A una hora razonable para que así se pudieran conectar los equipos de Sudamérica, sin que fuera muy tarde en Turquía.
Me resultaba difícil conseguir que la gente participara, por mucho que le diera la vuelta a la forma en que se desarrollaba. La clave es que la gente solo estaba pensando en terminar la semana. Era complicado hacerles pasar mensajes de profundidad.
Como mano de santo, tras pasarla al lunes, ese punto se volvió mucho más vivo y participativo.
Dirigir a un grupo de personas exige, por encima de todas las cosas, sentido común.
martes, julio 14, 2026
Enfermedad
Qué buen reclamo es la enfermedad para captarnos.
Salta un vídeo en el que la primera frase tiene que ver con el riñón, el colon o el corazón. Ya te paras en la publicidad y dejas que te cuente la clave para que, a ti, no te pase eso que desconocías.
Cuando te das cuenta ya llevas un minuto escuchando la composición de la pócima mágica para curar un problema que tú no tienes.
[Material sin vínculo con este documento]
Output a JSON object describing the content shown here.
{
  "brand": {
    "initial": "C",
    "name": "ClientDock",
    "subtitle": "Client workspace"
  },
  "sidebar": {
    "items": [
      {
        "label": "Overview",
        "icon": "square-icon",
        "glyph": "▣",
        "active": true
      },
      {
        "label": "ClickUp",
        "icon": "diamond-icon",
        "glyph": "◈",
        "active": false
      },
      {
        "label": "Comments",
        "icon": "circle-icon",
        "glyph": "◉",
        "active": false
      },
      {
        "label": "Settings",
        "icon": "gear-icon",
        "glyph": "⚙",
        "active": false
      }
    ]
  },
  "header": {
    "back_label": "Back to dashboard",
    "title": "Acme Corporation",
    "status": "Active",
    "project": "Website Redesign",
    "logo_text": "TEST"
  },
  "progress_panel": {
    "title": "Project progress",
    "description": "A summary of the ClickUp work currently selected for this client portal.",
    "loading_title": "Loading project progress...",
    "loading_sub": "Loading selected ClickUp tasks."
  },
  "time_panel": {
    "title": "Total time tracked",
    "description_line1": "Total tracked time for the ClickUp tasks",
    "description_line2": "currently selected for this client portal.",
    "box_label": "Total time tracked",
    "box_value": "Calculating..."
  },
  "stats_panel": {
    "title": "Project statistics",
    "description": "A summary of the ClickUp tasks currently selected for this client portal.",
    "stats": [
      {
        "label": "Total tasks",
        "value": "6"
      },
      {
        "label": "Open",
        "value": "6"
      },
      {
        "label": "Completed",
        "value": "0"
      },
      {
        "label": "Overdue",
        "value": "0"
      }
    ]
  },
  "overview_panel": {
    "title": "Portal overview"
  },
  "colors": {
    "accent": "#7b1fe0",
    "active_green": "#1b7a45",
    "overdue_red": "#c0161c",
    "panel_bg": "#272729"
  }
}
Por si acaso, te quedas con el nombre del potingue.
Yokohama
A pocas horas de aterrizar por primera vez en Japón, llegamos en tren bala a Yokohama, la que iba a ser nuestra sede durante el mes y medio que estaríamos trabajando allí.
Salimos de la estación y pasamos un buen rato organizando nuestros maletones en el taxi. Hacía frío. Nos arrejuntamos como pudimos en los asientos y entonces le indicamos dónde queríamos ir:
─To Sheraton Hotel.
Entonces el chófer, con gorra bien apretada y guantes de croché, se giró hacia nosotros. Bajó la ventanilla y nos hizo mirar hacia arriba.
El hotel estaba sobre la estación.
Esa mirada incisiva, tan educada, no necesitaba traducción al inglés.
Pizarrita
Teníamos una convención de empresa en Versalles.
Tanta presión a veces tiene recompensa y allí nos fuimos toda la dirección de la fábrica, para reunirnos con todas las del resto de plantas del grupo.
La primera noche, tras una jornada agotadora, el director nos invitó a cenar en un restaurante pequeño de vigas de madera, no lejos del palacio.
Pasaron a explicarnos los platos apoyando un panel de pizarra sobre un caballete. Uno de mis compañeros a punto de jubilarse, adicto al trabajo, celebró aquello como si hubiesen venido en nave espacial a recitarnos los platos.
─¡Pero traen el menú en una pizarra! ─insistía, como un crío.
Hay quien no sabe dedicarse, también, a vivir.